Korkularımın binbir hayaleti gizlenmiş orman, bedeni gri asfalta kazınmış bir adam ve ben yalnızdık. Sadece gölgem yanımdaydı. O silik gölge, kaç diye fısıldıyordu kulağıma. Bir kez olsun kötülüğe yenil, masumiyetine bulaşmış katranı temizle, buradan uzaklaş diyordu.

Yağmur damlaları saç diplerime değerken, adımlarım her an geri dönüp koşacakmış gibi temkinliydi. Bunun zihnimde kurguladığım bir düş olmasını istesem de hayal görmüyordum. Ağaçların kenarında, toprak ve yolun birleşimindeki yerde biri yatıyordu. Arabamla çarptığımdan dolayı yol kenarına fırlamış olamazdı. Büyük bir şeye çarpsam hissederdim. Ezmiş olmam için yolun ortasında uzanıyor olmalıydı veya her taraf kan revan içinde kalırdı.

Ağaç dallarına saklanmış, yorgun bir baykuşun uğultuları bölüyordu sessizliği. Toprağa damlamış kanın kokusunu silememişti yağmur. Yolun ortasında siyah bir çanta duruyordu. Ağır adımlarla çantanın yanından geçtim. Sanırım tekerleklerin ezdiği şey buydu. Birkaç adım ötede, bir an çarptığımı zannettiğim ama düşününce bunun imkânsız olduğunu bildiğim insan uzanıyordu. Ona doğru ürkek bir adım daha attım. Güçlü bir şimşeğin gürültüsü doldu kulaklarıma. Işık bedenimle buluşunca yerimde sıçradım. Başında siyah şapka takılı olan bir adamdı bu. Yanında dizlerimin üstüne çöktüm. Titreyen elimle, omzunu sarstığımda şapkası kenara düştü. Hiç tepki vermedi. Ölmüş müydü?

Yan dönmüş adamı, kolundan tutarak kendime çevirdim. İki parmağımla boynuna dokundum. Nabzı zayıftı. İşaret parmağımı burun deliklerine tuttum. Nefes alıyordu. Alnından aşağı, yanağına doğru süzülen kanlar kurumuştu. Farların cılız ışığı ile yüzünü belli belirsiz seçebiliyordum. Sıyrılmış elmacık kemiği, solgun teni, dudaklarına yerleşen ceset morluğu tüylerimi ürpertiyordu.

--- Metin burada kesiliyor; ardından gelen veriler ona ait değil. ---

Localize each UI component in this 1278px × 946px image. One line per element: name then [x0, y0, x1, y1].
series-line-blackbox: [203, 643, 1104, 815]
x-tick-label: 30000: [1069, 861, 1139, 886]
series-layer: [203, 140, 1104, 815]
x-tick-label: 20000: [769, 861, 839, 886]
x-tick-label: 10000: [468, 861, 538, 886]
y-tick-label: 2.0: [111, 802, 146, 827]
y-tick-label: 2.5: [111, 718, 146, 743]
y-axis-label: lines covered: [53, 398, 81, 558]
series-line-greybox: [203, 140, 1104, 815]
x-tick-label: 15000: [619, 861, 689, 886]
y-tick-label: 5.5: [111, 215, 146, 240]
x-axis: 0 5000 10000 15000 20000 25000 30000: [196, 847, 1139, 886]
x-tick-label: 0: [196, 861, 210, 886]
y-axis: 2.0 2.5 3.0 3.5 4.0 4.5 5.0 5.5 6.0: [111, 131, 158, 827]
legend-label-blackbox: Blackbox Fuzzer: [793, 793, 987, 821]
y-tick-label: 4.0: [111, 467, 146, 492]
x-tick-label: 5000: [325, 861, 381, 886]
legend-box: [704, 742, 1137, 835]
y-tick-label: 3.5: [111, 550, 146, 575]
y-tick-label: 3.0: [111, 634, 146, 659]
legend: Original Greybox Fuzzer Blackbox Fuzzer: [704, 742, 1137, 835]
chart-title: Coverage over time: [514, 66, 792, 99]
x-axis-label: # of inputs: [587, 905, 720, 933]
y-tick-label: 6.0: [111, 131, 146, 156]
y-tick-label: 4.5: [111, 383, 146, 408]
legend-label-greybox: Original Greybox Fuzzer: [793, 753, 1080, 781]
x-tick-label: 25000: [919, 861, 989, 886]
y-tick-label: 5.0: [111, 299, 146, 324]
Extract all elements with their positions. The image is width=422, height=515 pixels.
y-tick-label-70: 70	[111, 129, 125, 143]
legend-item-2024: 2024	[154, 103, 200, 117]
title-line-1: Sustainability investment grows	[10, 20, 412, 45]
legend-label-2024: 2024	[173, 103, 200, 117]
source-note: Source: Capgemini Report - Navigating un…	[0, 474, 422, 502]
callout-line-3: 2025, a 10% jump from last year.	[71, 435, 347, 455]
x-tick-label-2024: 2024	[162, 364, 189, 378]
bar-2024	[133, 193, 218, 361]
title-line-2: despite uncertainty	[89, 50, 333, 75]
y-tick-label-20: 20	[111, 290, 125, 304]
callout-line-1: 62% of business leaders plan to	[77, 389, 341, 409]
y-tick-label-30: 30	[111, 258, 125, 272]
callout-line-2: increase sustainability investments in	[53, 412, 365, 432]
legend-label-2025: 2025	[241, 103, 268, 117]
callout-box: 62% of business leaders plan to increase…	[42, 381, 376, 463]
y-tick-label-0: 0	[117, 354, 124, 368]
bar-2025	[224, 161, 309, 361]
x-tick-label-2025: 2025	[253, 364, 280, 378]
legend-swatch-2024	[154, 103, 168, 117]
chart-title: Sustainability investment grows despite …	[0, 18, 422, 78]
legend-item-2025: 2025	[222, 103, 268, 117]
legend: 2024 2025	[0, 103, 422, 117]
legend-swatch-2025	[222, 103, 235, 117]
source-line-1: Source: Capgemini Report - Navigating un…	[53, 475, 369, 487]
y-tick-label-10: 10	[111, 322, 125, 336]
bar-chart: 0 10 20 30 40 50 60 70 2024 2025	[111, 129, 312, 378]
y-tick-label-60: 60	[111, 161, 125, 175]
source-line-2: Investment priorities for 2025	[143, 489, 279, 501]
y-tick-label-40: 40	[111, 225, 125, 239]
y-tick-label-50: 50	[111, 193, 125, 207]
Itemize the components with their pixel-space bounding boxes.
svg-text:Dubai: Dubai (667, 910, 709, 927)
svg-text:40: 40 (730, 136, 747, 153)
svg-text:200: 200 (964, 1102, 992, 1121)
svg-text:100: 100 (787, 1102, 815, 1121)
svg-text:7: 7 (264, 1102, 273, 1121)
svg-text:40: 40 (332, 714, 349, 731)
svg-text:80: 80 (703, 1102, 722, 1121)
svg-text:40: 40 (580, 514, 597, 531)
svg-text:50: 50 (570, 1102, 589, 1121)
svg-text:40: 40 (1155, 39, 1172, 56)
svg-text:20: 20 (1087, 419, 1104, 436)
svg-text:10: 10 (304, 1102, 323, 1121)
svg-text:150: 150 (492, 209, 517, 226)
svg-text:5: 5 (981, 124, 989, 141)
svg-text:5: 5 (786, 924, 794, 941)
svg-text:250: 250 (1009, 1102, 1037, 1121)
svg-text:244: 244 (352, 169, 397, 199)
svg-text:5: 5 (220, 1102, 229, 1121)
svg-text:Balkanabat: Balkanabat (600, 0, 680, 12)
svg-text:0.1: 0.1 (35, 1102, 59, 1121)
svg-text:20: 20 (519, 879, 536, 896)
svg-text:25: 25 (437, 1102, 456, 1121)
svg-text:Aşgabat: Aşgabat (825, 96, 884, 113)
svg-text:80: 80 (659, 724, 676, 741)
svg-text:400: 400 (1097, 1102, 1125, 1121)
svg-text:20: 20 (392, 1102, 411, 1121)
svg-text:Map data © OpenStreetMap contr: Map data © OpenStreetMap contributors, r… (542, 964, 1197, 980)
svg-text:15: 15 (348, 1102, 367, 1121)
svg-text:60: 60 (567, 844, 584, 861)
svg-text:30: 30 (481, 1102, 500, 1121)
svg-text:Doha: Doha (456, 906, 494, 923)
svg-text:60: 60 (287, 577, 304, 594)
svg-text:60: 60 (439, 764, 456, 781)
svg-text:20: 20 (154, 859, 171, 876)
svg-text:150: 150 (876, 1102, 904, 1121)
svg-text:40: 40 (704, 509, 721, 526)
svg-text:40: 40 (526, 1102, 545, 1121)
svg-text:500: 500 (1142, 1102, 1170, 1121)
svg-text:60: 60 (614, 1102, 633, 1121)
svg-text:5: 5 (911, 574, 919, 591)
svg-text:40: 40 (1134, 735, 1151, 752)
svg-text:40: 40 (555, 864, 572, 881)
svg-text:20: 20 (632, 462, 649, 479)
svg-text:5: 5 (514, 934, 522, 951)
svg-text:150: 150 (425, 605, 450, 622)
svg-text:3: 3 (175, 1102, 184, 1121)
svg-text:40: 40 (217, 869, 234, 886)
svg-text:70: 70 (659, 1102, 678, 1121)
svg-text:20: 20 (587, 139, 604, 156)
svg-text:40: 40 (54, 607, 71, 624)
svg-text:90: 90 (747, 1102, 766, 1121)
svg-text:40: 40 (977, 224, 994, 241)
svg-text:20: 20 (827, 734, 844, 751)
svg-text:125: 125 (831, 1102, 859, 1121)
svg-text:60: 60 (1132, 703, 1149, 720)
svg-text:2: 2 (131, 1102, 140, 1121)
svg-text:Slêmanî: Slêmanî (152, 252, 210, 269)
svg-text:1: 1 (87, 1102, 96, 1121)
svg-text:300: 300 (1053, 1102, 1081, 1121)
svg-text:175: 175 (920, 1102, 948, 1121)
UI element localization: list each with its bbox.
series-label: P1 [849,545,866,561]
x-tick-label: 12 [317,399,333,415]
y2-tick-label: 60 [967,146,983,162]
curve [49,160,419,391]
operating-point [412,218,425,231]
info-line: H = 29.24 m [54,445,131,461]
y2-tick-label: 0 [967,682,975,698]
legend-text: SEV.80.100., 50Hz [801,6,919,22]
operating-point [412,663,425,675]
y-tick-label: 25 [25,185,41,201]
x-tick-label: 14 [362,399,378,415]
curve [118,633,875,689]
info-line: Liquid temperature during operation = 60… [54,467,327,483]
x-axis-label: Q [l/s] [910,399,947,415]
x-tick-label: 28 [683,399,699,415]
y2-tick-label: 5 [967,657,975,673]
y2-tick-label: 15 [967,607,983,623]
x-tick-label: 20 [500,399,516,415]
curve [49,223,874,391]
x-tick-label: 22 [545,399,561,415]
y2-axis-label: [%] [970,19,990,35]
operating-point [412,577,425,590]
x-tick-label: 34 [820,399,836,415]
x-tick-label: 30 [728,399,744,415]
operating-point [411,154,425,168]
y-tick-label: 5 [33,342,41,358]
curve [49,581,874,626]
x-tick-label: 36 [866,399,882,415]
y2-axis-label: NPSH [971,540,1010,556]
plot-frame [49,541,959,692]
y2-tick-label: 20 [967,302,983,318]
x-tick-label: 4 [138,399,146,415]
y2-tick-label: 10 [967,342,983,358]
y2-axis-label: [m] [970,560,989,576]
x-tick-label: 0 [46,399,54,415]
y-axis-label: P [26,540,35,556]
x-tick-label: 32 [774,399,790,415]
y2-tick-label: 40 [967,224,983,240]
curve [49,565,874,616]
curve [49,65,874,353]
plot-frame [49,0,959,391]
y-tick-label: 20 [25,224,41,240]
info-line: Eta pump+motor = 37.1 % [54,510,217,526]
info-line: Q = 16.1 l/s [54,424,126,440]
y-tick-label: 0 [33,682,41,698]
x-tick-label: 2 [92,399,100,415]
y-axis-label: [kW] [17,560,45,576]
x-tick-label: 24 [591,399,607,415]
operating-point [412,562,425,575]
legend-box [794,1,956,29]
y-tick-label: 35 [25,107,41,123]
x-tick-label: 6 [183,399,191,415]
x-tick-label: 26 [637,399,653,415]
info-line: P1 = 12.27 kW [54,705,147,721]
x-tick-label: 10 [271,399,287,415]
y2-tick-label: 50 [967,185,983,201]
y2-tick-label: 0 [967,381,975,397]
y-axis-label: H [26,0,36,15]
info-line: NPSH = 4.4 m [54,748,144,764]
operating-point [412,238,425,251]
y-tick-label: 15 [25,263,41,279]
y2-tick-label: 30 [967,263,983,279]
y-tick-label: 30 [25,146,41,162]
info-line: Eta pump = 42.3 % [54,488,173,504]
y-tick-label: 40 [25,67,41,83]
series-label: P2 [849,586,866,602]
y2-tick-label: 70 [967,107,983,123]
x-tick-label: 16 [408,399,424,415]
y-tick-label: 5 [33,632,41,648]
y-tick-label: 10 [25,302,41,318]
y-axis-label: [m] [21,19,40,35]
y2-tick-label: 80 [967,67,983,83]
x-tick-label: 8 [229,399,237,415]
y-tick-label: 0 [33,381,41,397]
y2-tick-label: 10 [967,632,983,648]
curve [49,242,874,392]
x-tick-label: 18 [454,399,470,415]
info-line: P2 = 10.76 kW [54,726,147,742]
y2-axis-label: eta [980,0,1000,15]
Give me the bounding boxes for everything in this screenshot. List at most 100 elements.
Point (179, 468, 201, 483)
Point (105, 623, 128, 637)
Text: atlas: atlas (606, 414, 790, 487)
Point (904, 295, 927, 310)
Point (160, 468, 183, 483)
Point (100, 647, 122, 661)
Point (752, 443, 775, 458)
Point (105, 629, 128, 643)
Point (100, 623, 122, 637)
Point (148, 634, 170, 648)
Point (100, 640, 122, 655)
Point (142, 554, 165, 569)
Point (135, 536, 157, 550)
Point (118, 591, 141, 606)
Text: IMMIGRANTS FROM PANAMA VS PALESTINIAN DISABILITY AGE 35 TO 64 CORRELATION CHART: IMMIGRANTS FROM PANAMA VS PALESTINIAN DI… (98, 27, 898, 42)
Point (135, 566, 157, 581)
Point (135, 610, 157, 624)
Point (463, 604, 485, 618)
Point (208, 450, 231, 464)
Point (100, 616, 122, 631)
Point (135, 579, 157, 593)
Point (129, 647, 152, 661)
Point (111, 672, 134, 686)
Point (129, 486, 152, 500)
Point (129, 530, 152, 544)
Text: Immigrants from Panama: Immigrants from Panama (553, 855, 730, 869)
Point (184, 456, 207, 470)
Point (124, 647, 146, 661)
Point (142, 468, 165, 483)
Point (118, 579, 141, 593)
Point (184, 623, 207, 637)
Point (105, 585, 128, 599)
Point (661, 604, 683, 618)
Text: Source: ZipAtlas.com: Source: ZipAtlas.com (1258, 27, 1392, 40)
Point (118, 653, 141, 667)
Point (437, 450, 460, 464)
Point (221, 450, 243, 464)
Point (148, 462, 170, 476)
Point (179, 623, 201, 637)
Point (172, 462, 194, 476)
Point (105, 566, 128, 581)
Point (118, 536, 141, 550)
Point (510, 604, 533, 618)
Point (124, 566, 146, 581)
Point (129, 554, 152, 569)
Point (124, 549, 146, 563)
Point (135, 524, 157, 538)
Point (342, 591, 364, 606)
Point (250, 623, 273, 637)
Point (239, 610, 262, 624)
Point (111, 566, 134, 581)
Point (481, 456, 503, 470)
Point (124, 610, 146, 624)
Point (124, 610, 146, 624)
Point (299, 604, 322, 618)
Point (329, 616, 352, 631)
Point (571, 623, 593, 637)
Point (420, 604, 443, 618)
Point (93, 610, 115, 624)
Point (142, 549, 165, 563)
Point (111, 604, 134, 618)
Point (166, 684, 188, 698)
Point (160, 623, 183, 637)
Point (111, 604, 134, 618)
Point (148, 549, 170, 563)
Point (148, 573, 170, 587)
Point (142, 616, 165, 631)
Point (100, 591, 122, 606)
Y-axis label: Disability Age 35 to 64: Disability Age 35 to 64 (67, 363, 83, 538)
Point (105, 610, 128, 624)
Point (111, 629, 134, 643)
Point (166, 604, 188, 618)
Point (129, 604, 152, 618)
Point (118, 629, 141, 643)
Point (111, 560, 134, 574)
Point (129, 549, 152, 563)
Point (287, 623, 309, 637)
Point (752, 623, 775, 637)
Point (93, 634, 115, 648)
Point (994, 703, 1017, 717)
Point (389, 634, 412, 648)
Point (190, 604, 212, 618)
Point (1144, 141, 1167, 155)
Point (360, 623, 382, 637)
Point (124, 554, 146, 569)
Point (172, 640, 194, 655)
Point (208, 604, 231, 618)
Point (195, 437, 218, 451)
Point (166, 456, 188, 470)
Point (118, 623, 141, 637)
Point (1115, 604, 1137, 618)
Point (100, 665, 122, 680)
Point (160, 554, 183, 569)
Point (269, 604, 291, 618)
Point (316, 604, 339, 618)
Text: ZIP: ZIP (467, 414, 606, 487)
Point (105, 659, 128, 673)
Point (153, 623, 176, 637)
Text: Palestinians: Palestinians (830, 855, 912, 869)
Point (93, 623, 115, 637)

Ne yapacağımı bilmiyordum. Eğer onu bu hâlde bırakıp kaçarsam vicdan azabı çekebilirdim. Beynim patlayacak gibiydi. Saçlarım yağmurdan sırılsıklam olmuş, dizlerim çamur içindeydi. Çam ağaçlarının ilerisindeki karanlıktan gelen bir kurt uluması, dehşeti damarlarıma kazıdı. Göğsüme dokunarak kendimi sakinleştirmeye çalıştım. Daha fazla düşünecek zamanım yoktu. Panikle ayağa kalktım. Muhtemelen bu adamın olduğunu düşündüğüm, yolun ortasındaki çantayı arabaya götürdüm. Adamı nasıl taşıyacağımı bilmiyordum. Sırtıma alamazdım çünkü boyu uzun ve ağır görünüyordu. Kollarından tutarak sürüklemeyi düşündüm. Aptalca bir fikirdi. Biri görse, cinayet işleyip delilleri yok etmeye çalıştığımı zannedebilirdi.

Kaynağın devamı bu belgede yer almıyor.